In the short term, the NBR sees a sequential GDP acceleration in 1Q18, followed by a slowdown in 2Q18. In the medium term, the central bank expects a slowdown with GDP growth ‘remaining above potential in 2018 and falling only slightly below potential next year’. Core inflation is seen near the upper bound of the target interval at the end of the policy horizon in 1Q20 which, under the policy assumption for ‘monetary conditions would become markedly less accommodative during this year and turn marginally restrictive towards end-2019’ which implies more rate hikes in the pipeline, but likely with a lower frequency, in our view.
The minutes mentioned that ‘monetary conditions had continued to become less accommodative in April’ due to NBR sterilisation operations with full allotment and suggest that this policy will continue to consolidate ‘the effects caused by the NBR’s tighter control over money market liquidity’ in order to reverse the widening trends of the interest rate gap between loans and deposits.

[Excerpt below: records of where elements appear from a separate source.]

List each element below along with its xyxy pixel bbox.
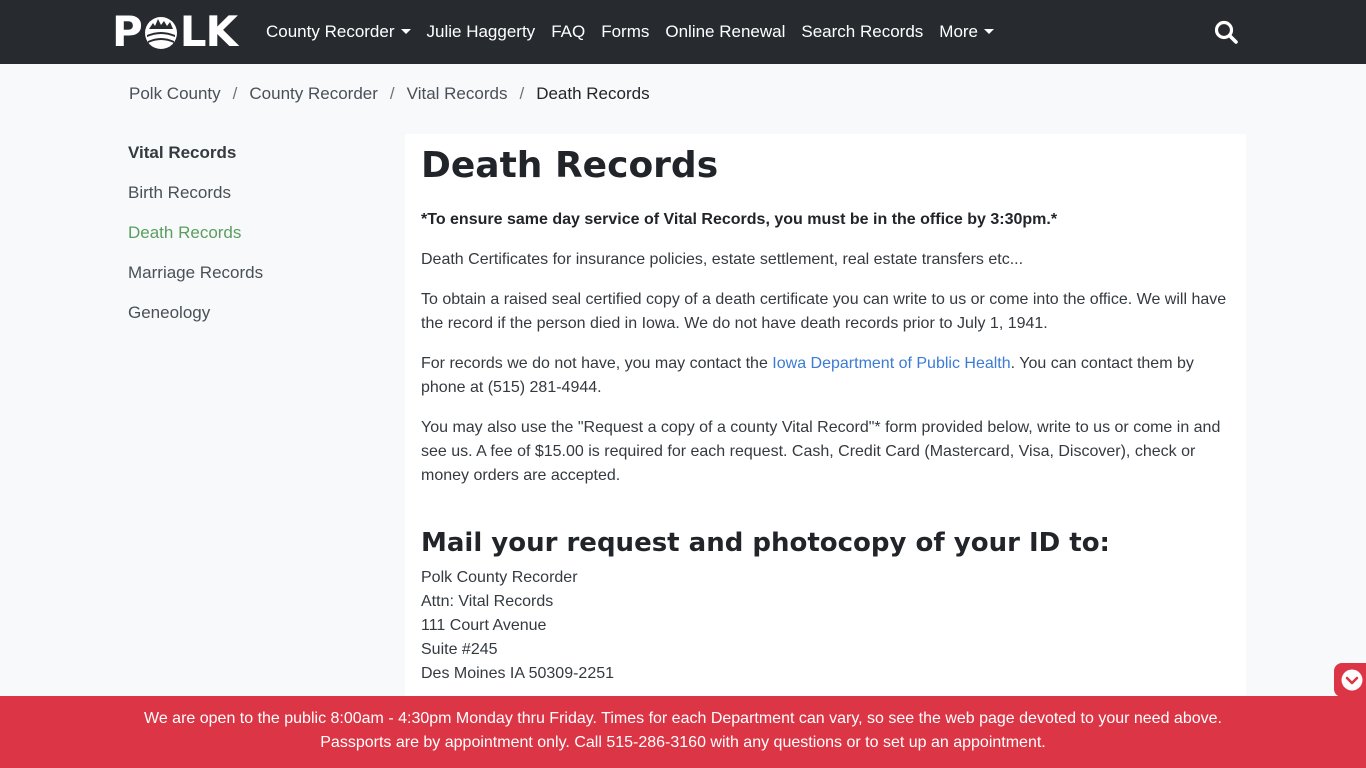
polk-logo[interactable]: P LK (112, 7, 238, 56)
chevron-down-circle-icon (1341, 669, 1363, 691)
breadcrumb-separator: / (389, 84, 395, 103)
nav-search-records-label: Search Records (801, 22, 924, 41)
paragraph-obtain-copy: To obtain a raised seal certified copy o… (421, 291, 1227, 332)
paragraph-certificates: Death Certificates for insurance policie… (421, 251, 1024, 268)
breadcrumb-county-recorder[interactable]: County Recorder (249, 84, 378, 104)
address-line: Des Moines IA 50309-2251 (421, 665, 615, 682)
nav-julie-haggerty[interactable]: Julie Haggerty (419, 0, 544, 64)
mail-heading: Mail your request and photocopy of your … (421, 528, 1110, 558)
logo-letters-lk: LK (179, 7, 238, 56)
caret-down-icon (984, 29, 995, 34)
logo-letter-p: P (112, 7, 143, 56)
nav-faq-label: FAQ (551, 22, 586, 41)
nav-online-renewal-label: Online Renewal (665, 22, 786, 41)
nav-more-label: More (939, 22, 979, 41)
paragraph-request-form: You may also use the "Request a copy of … (421, 419, 1221, 484)
polk-o-skyline-icon (144, 17, 177, 49)
top-navbar: P LK County Recorder Julie Haggerty FAQ … (0, 0, 1366, 64)
address-line: Attn: Vital Records (421, 593, 554, 610)
sidebar-item-marriage-records[interactable]: Marriage Records (128, 260, 378, 300)
caret-down-icon (400, 29, 411, 34)
same-day-notice: *To ensure same day service of Vital Rec… (421, 211, 1058, 228)
nav-julie-haggerty-label: Julie Haggerty (426, 22, 536, 41)
breadcrumb-death-records: Death Records (536, 84, 650, 103)
sidebar-nav: Vital Records Birth Records Death Record… (128, 140, 378, 340)
page-title: Death Records (421, 145, 719, 186)
nav-online-renewal[interactable]: Online Renewal (657, 0, 793, 64)
nav-county-recorder-label: County Recorder (266, 22, 395, 41)
nav-forms-label: Forms (601, 22, 650, 41)
sidebar-item-geneology[interactable]: Geneology (128, 300, 378, 340)
sidebar-heading-vital-records[interactable]: Vital Records (128, 140, 378, 180)
address-line: 111 Court Avenue (421, 617, 547, 634)
breadcrumb-polk-county[interactable]: Polk County (129, 84, 221, 104)
hours-alert-banner: We are open to the public 8:00am - 4:30p… (0, 696, 1366, 768)
search-icon (1214, 20, 1238, 44)
breadcrumb: Polk County / County Recorder / Vital Re… (129, 82, 650, 106)
nav-search-records[interactable]: Search Records (793, 0, 931, 64)
address-line: Polk County Recorder (421, 569, 578, 586)
address-line: Suite #245 (421, 641, 498, 658)
sidebar-item-birth-records[interactable]: Birth Records (128, 180, 378, 220)
main-nav: County Recorder Julie Haggerty FAQ Forms… (258, 0, 1002, 64)
breadcrumb-separator: / (232, 84, 238, 103)
iowa-dept-public-health-link[interactable]: Iowa Department of Public Health (772, 355, 1010, 372)
nav-county-recorder[interactable]: County Recorder (258, 0, 419, 64)
nav-faq[interactable]: FAQ (543, 0, 593, 64)
banner-text: We are open to the public 8:00am - 4:30p… (144, 710, 1222, 751)
search-button[interactable] (1212, 18, 1240, 46)
contact-text-before: For records we do not have, you may cont… (421, 355, 773, 372)
breadcrumb-separator: / (519, 84, 525, 103)
nav-forms[interactable]: Forms (593, 0, 657, 64)
sidebar-item-death-records[interactable]: Death Records (128, 220, 378, 260)
paragraph-contact-idph: For records we do not have, you may cont… (421, 352, 1230, 400)
breadcrumb-vital-records[interactable]: Vital Records (407, 84, 508, 104)
banner-toggle-button[interactable] (1334, 663, 1366, 697)
mailing-address: Polk County Recorder Attn: Vital Records… (421, 566, 1230, 686)
main-content: Death Records *To ensure same day servic… (405, 134, 1246, 734)
nav-more[interactable]: More (931, 0, 1002, 64)
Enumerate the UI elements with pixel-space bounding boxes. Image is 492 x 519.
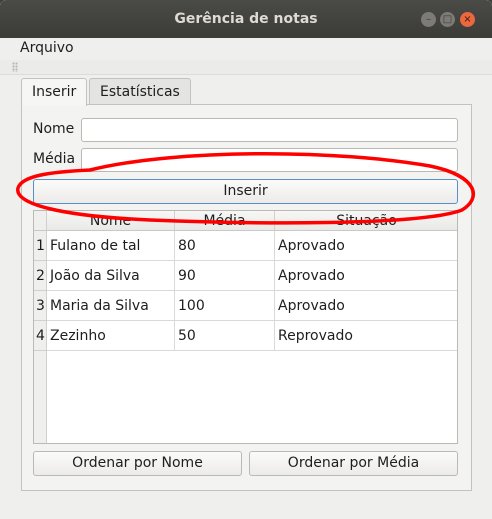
table-cell-nome[interactable]: João da Silva xyxy=(47,261,175,291)
table-cell-nome[interactable]: Zezinho xyxy=(47,321,175,351)
tab-estatisticas[interactable]: Estatísticas xyxy=(89,78,191,105)
media-input[interactable] xyxy=(81,148,458,172)
media-label: Média xyxy=(33,151,76,167)
nome-input[interactable] xyxy=(81,118,458,142)
app-window: Gerência de notas – □ × Arquivo Inserir … xyxy=(0,0,492,519)
table-cell-situacao[interactable]: Aprovado xyxy=(275,291,457,321)
table-cell-media[interactable]: 90 xyxy=(175,261,275,291)
sort-by-name-button[interactable]: Ordenar por Nome xyxy=(33,451,242,476)
table-cell-media[interactable]: 80 xyxy=(175,231,275,261)
column-header-nome[interactable]: Nome xyxy=(47,211,175,231)
row-header[interactable]: 4 xyxy=(34,321,47,351)
column-header-situacao[interactable]: Situação xyxy=(275,211,457,231)
table-cell-media[interactable]: 50 xyxy=(175,321,275,351)
table-cell-nome[interactable]: Fulano de tal xyxy=(47,231,175,261)
row-header[interactable]: 3 xyxy=(34,291,47,321)
inserir-button[interactable]: Inserir xyxy=(33,179,458,204)
row-header[interactable]: 1 xyxy=(34,231,47,261)
grades-table[interactable]: Nome Média Situação 1 Fulano de tal 80 A… xyxy=(33,210,458,444)
toolbar-grip-icon[interactable] xyxy=(12,62,18,72)
title-bar[interactable]: Gerência de notas – □ × xyxy=(0,0,492,38)
menu-bar: Arquivo xyxy=(0,38,492,60)
menu-arquivo[interactable]: Arquivo xyxy=(20,40,74,56)
window-title: Gerência de notas xyxy=(174,11,318,27)
table-cell-situacao[interactable]: Aprovado xyxy=(275,261,457,291)
table-cell-situacao[interactable]: Reprovado xyxy=(275,321,457,351)
tab-inserir[interactable]: Inserir xyxy=(21,78,88,106)
table-corner[interactable] xyxy=(34,211,47,231)
table-cell-situacao[interactable]: Aprovado xyxy=(275,231,457,261)
row-header[interactable]: 2 xyxy=(34,261,47,291)
close-icon[interactable]: × xyxy=(460,12,475,27)
table-cell-media[interactable]: 100 xyxy=(175,291,275,321)
maximize-icon[interactable]: □ xyxy=(440,12,455,27)
table-cell-nome[interactable]: Maria da Silva xyxy=(47,291,175,321)
sort-by-media-button[interactable]: Ordenar por Média xyxy=(249,451,458,476)
nome-label: Nome xyxy=(33,121,75,137)
toolbar-strip xyxy=(0,60,492,75)
column-header-media[interactable]: Média xyxy=(175,211,275,231)
minimize-icon[interactable]: – xyxy=(421,12,436,27)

‘Some Board members underlined that the likely steeper and relatively persistent climb of the annual inflation rate significantly above the upper bound’ risks ‘de-anchoring inflation expectations over the medium’ leading to higher costs for bringing back inflation under control, highlighting the role of central bank credibility.
To sum-up, it seems that the next meeting on 4 July would be a rather non-event, with the central bank likely to cite the ongoing adjustment after recent policy actions. The full allotment open market operations are likely to continue despite RON firming pressure in order to encourage domestic savings. There are another four NBR Board meetings for the rest of this year and we have pencil in another hike, most likely in 4Q, but depending on the updated inflation forecast we could see it frontloaded at 6 August meeting.